Il y a quelques jours, Bill Gates était interrogé sur CNN International. On lui demanda de résumer l’état du monde actuel en un seul mot. Il répondit sans hésiter : « incertitude ». Un mot court, mais chargé de sens — et qui, pour beaucoup de peuples, n’est pas une abstraction : c’est une expérience quotidienne.
Pour le Maroc, comme pour de nombreux pays du Sud global, l’incertitude n’est plus un phénomène extérieur qu’on observe de loin. C’est une réalité tangible, qui touche aux fondements mêmes de notre rapport au monde : alliances traditionnelles fragilisées, institutions internationales en perte de légitimité, montée des tensions régionales, retour des nationalismes et course aux intérêts.
Dans ce contexte mouvant, une question centrale s’impose : où se situe le Maroc ? Quelle voie choisir, alors que les repères anciens s’effacent et que les nouvelles règles du jeu restent floues ? Notre diplomatie, historiquement prudente et équilibrée, fondée sur la stabilité interne et l’ouverture à la pluralité des partenariats, est-elle armée pour traverser un monde en recomposition ?
Le pragmatisme, s’il reste utile, ne suffit plus. Le temps exige de l’anticipation, de la vision et, surtout, une capacité à penser le monde à partir de nos propres coordonnées. C’est un moment charnière : le Maroc ne peut se contenter d’être un simple « bon élève » du système international — il lui faut devenir force de proposition, porteur d’un récit autonome.

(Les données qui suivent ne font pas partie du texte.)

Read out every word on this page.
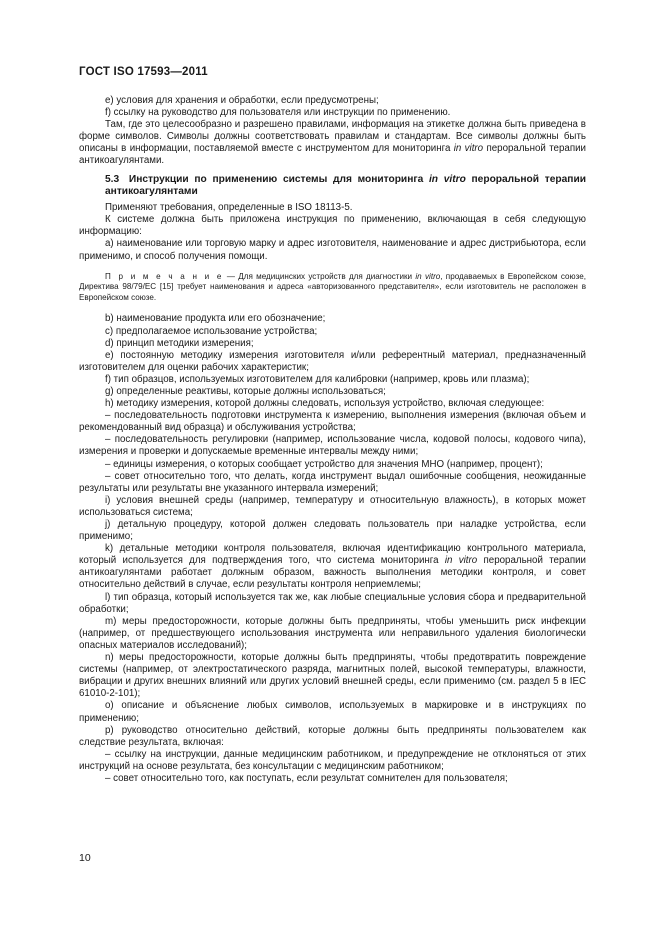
ГОСТ ISO 17593—2011

e) условия для хранения и обработки, если предусмотрены;

f) ссылку на руководство для пользователя или инструкции по применению.

Там, где это целесообразно и разрешено правилами, информация на этикетке должна быть приведена в форме символов. Символы должны соответствовать правилам и стандартам. Все символы должны быть описаны в информации, поставляемой вместе с инструментом для мониторинга in vitro пероральной терапии антикоагулянтами.

5.3 Инструкции по применению системы для мониторинга in vitro пероральной терапии антикоагулянтами

Применяют требования, определенные в ISO 18113-5.

К системе должна быть приложена инструкция по применению, включающая в себя следующую информацию:

a) наименование или торговую марку и адрес изготовителя, наименование и адрес дистрибьютора, если применимо, и способ получения помощи.

П р и м е ч а н и е — Для медицинских устройств для диагностики in vitro, продаваемых в Европейском союзе, Директива 98/79/ЕС [15] требует наименования и адреса «авторизованного представителя», если изготовитель не расположен в Европейском союзе.

b) наименование продукта или его обозначение;

c) предполагаемое использование устройства;

d) принцип методики измерения;

e) постоянную методику измерения изготовителя и/или референтный материал, предназначенный изготовителем для оценки рабочих характеристик;

f) тип образцов, используемых изготовителем для калибровки (например, кровь или плазма);

g) определенные реактивы, которые должны использоваться;

h) методику измерения, которой должны следовать, используя устройство, включая следующее:

– последовательность подготовки инструмента к измерению, выполнения измерения (включая объем и рекомендованный вид образца) и обслуживания устройства;

– последовательность регулировки (например, использование числа, кодовой полосы, кодового чипа), измерения и проверки и допускаемые временные интервалы между ними;

– единицы измерения, о которых сообщает устройство для значения МНО (например, процент);

– совет относительно того, что делать, когда инструмент выдал ошибочные сообщения, неожиданные результаты или результаты вне указанного интервала измерений;

i) условия внешней среды (например, температуру и относительную влажность), в которых может использоваться система;

j) детальную процедуру, которой должен следовать пользователь при наладке устройства, если применимо;

k) детальные методики контроля пользователя, включая идентификацию контрольного материала, который используется для подтверждения того, что система мониторинга in vitro пероральной терапии антикоагулянтами работает должным образом, важность выполнения методики контроля, и совет относительно действий в случае, если результаты контроля неприемлемы;

l) тип образца, который используется так же, как любые специальные условия сбора и предварительной обработки;

m) меры предосторожности, которые должны быть предприняты, чтобы уменьшить риск инфекции (например, от предшествующего использования инструмента или неправильного удаления биологически опасных материалов исследований);

n) меры предосторожности, которые должны быть предприняты, чтобы предотвратить повреждение системы (например, от электростатического разряда, магнитных полей, высокой температуры, влажности, вибрации и других внешних влияний или других условий внешней среды, если применимо (см. раздел 5 в IEC 61010-2-101);

o) описание и объяснение любых символов, используемых в маркировке и в инструкциях по применению;

p) руководство относительно действий, которые должны быть предприняты пользователем как следствие результата, включая:

– ссылку на инструкции, данные медицинским работником, и предупреждение не отклоняться от этих инструкций на основе результата, без консультации с медицинским работником;

– совет относительно того, как поступать, если результат сомнителен для пользователя;

10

Ce défi n’est pas propre à notre pays. L’Amérique latine, l’Asie du Sud, l’Afrique australe s’interrogent aussi. Faut-il rester prisonnier des anciens clivages (Est/Ouest, Nord/Sud), ou faut-il assumer une posture plus fluide, créative, émancipée des anciens réflexes de dépendance ? À quoi sert-il de revendiquer le « Sud global » si cela ne débouche sur aucune diplomatie concertée ?
L’incertitude de notre époque est aussi, paradoxalement, une fenêtre d’opportunité. Lorsque les grandes puissances se replient ou vacillent, d’autres voix peuvent émerger. Le Maroc, par son histoire, sa position géographique, sa stabilité relative et son capital diplomatique, est en mesure d’incarner une intelligence régionale : ni alignée, ni soumise, mais lucide, stratège et solidaire.
Il ne s’agit pas de renier les alliances classiques, mais de les diversifier. Il ne s’agit pas d’imiter les puissants, mais de proposer autre chose. L’Afrique du Nord, le Maghreb, l’Afrique tout entière, ont besoin de pays capables d’articuler un projet géopolitique cohérent, au service non seulement de leurs intérêts, mais d’une vision du monde partagée, inclusive, fondée sur la dignité, la mémoire et la souveraineté.
Comme le disait Gates, l’incertitude est notre condition. Mais elle n’est pas une malédiction. Elle peut être un commencement — si l’on sait y répondre non par la peur, mais par la pensée.
Dans un monde instable, ce qui compte, ce n’est pas seulement où va le monde. C’est qui nous sommes, quand tout change.